3 research outputs found
I/Q Imbalance Identification and Compensation for Millimeter-wave MIMO Systems
Today’s fourth generation (4G) cellular mobile communication networks are tasked
with providing service for an ever increasing number of mobile users and their demand for
increased data rates. The fifth generation (5G) of cellular mobile communications will be
required to be able to handle the burden currently on 4G networks and also service new
technologies as they are introduced. Massive multiple-input multiple-output (MIMO), Millimeter
Wave (mmWave) and beamforming have recently been identified as a key enabling
technologies for the fifth generation (5G) of cellular mobile communications. Current
transmitter typologies exhibit non-idealities that are non-negligible in practical hardware,
especially when transmitting wideband mmWave signals. This leads to the requirement
that RF building blocks, such as PAs and quadrature modulators, and their respective
nonlinearity, and I/Q imbalance must be corrected for.

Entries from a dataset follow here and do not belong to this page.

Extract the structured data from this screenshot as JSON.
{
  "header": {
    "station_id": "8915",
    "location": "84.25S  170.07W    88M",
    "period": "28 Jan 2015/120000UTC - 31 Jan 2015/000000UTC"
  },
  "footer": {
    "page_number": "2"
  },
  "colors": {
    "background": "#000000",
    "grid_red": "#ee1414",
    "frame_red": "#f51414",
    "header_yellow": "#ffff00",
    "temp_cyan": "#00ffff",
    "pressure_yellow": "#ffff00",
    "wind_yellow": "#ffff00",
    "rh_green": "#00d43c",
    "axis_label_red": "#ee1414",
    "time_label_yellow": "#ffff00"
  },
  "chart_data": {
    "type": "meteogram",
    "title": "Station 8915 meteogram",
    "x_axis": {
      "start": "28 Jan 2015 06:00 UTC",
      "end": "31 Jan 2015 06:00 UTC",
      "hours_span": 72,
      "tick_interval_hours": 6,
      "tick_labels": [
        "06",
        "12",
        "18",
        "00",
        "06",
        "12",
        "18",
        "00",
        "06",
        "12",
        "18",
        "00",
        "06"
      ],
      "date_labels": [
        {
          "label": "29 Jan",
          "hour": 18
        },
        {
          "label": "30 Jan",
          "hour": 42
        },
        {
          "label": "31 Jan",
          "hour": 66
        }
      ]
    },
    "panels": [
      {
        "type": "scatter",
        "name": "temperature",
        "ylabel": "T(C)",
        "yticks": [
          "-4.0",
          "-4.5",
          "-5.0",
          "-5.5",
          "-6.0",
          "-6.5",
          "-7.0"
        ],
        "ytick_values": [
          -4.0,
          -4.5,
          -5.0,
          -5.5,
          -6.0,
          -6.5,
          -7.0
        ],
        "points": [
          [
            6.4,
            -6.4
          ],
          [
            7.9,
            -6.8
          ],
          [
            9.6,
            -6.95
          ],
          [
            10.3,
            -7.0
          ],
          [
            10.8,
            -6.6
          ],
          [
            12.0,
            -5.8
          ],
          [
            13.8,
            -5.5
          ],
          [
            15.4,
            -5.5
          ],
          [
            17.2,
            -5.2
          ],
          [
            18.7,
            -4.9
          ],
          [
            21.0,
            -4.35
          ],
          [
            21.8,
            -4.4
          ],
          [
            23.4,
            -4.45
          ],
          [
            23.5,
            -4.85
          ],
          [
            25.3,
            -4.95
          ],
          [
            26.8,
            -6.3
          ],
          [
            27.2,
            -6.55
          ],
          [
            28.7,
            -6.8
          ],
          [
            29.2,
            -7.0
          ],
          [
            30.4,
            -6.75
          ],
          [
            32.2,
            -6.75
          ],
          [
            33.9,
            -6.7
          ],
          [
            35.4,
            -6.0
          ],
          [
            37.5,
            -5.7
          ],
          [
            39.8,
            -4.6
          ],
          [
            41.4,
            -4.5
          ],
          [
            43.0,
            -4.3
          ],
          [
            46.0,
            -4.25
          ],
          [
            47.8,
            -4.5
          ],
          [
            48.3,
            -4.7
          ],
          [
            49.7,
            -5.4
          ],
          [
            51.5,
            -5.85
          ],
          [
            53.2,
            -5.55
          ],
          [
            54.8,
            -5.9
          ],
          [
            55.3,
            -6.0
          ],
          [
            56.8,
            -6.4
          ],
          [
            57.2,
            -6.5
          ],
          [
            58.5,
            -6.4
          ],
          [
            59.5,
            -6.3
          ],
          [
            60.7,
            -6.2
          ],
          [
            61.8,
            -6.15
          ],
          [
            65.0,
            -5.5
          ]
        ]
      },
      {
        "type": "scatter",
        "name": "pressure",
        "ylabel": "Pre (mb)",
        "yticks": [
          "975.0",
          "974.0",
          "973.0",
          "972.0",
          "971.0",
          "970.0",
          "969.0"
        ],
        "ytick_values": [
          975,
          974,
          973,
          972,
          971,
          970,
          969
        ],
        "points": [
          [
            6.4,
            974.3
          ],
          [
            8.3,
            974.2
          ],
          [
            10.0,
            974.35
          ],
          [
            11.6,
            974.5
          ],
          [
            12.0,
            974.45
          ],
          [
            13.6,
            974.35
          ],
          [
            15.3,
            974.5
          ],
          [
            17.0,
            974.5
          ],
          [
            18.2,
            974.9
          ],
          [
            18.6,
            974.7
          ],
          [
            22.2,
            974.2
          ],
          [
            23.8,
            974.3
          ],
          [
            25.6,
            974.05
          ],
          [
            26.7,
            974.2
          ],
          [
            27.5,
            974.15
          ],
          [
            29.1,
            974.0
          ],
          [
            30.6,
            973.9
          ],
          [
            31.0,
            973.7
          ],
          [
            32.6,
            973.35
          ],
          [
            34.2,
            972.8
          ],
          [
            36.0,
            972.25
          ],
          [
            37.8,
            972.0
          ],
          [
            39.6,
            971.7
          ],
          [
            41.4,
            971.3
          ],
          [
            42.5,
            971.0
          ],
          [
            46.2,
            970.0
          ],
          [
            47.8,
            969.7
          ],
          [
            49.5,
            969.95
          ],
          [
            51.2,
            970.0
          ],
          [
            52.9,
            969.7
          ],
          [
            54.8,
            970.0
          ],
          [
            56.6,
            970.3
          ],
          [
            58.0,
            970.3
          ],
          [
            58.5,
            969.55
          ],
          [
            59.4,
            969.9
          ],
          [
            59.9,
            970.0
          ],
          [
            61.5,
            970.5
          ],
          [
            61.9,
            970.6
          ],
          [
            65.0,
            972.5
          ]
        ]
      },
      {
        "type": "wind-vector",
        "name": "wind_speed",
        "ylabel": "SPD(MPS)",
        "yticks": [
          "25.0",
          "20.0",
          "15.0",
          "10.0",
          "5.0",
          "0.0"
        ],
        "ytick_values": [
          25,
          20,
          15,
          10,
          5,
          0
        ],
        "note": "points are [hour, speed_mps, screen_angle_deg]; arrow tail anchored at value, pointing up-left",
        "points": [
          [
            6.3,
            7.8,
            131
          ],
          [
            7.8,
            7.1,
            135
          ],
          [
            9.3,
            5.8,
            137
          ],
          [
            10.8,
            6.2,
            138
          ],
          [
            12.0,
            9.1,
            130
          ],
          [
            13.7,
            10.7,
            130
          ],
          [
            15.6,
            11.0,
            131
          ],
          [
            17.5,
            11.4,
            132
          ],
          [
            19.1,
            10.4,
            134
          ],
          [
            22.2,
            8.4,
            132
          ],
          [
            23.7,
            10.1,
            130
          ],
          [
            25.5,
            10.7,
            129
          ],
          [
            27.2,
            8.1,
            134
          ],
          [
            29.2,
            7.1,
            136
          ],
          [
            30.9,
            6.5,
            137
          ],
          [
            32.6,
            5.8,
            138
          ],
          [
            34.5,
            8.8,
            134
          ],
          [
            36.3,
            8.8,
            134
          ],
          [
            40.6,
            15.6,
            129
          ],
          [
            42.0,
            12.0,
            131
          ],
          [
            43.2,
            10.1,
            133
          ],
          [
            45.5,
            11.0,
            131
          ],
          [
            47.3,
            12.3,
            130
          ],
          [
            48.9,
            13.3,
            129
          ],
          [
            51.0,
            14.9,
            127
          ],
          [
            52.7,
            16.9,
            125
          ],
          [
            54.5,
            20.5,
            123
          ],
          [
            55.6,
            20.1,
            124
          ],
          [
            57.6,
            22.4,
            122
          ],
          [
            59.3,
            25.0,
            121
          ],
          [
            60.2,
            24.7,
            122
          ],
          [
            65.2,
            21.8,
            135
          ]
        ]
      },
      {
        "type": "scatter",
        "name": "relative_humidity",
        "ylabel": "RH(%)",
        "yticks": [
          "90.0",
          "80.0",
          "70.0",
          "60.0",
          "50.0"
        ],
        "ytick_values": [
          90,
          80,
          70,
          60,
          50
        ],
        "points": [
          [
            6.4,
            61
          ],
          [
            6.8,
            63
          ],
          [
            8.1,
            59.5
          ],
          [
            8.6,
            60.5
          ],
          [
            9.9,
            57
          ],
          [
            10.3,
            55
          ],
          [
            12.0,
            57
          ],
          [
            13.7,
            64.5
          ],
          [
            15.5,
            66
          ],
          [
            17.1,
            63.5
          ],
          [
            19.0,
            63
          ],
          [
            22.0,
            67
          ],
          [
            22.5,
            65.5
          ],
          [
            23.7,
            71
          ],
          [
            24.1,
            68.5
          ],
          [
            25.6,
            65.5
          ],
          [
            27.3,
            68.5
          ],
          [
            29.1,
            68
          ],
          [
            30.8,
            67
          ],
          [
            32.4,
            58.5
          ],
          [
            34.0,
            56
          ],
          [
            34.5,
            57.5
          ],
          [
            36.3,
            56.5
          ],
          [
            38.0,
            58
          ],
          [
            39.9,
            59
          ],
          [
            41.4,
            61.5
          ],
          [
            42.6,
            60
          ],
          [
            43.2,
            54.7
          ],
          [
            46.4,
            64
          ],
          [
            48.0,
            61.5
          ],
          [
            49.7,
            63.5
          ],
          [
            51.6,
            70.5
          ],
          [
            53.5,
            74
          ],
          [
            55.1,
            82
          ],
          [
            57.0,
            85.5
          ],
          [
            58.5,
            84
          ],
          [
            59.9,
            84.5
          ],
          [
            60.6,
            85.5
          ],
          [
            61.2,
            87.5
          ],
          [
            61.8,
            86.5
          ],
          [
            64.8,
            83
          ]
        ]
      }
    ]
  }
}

This thesis proposes a new method to concurrently identify and compensation the I/Q
imbalance in mmWave MIMO direct-conversion transmitters (Tx) using a single transmitter
observation receiver (TOR). New 5G standards for mm-wave transmitters have
strict error vector magnitude (EVM) requirements; however, adjacent channel power ratio
(ACPR) requirements are typically relaxed. Therefore, this thesis also proposes judiciously
engineered uncorrelated training signals for minimizing the error vector magnitude (EVM)
while maintaining acceptable performance in the out-of-band region. The latter is necessary
to ensure proper Tx linearization when applying digital predistortion (DPD). The
proposed method was validated using a 4 GHz signal in ADS simulation for 1, 2, 4 and 8
Tx chains as well as in measurement using a custom built transmitter comprised of 1, 2
and 4 mm-wave Tx chains utilizing commercially available quadrature modulators. NMSEs
of 19.9% before and 2.25% after I/Q imbalance compensation were obtained. Finally,
the compensation accuracy of the proposed method was further confirmed when the I/Q
compensation filters are calculated in back-off and applied during the DPD linearization
of a mm-wave power amplifier (PA)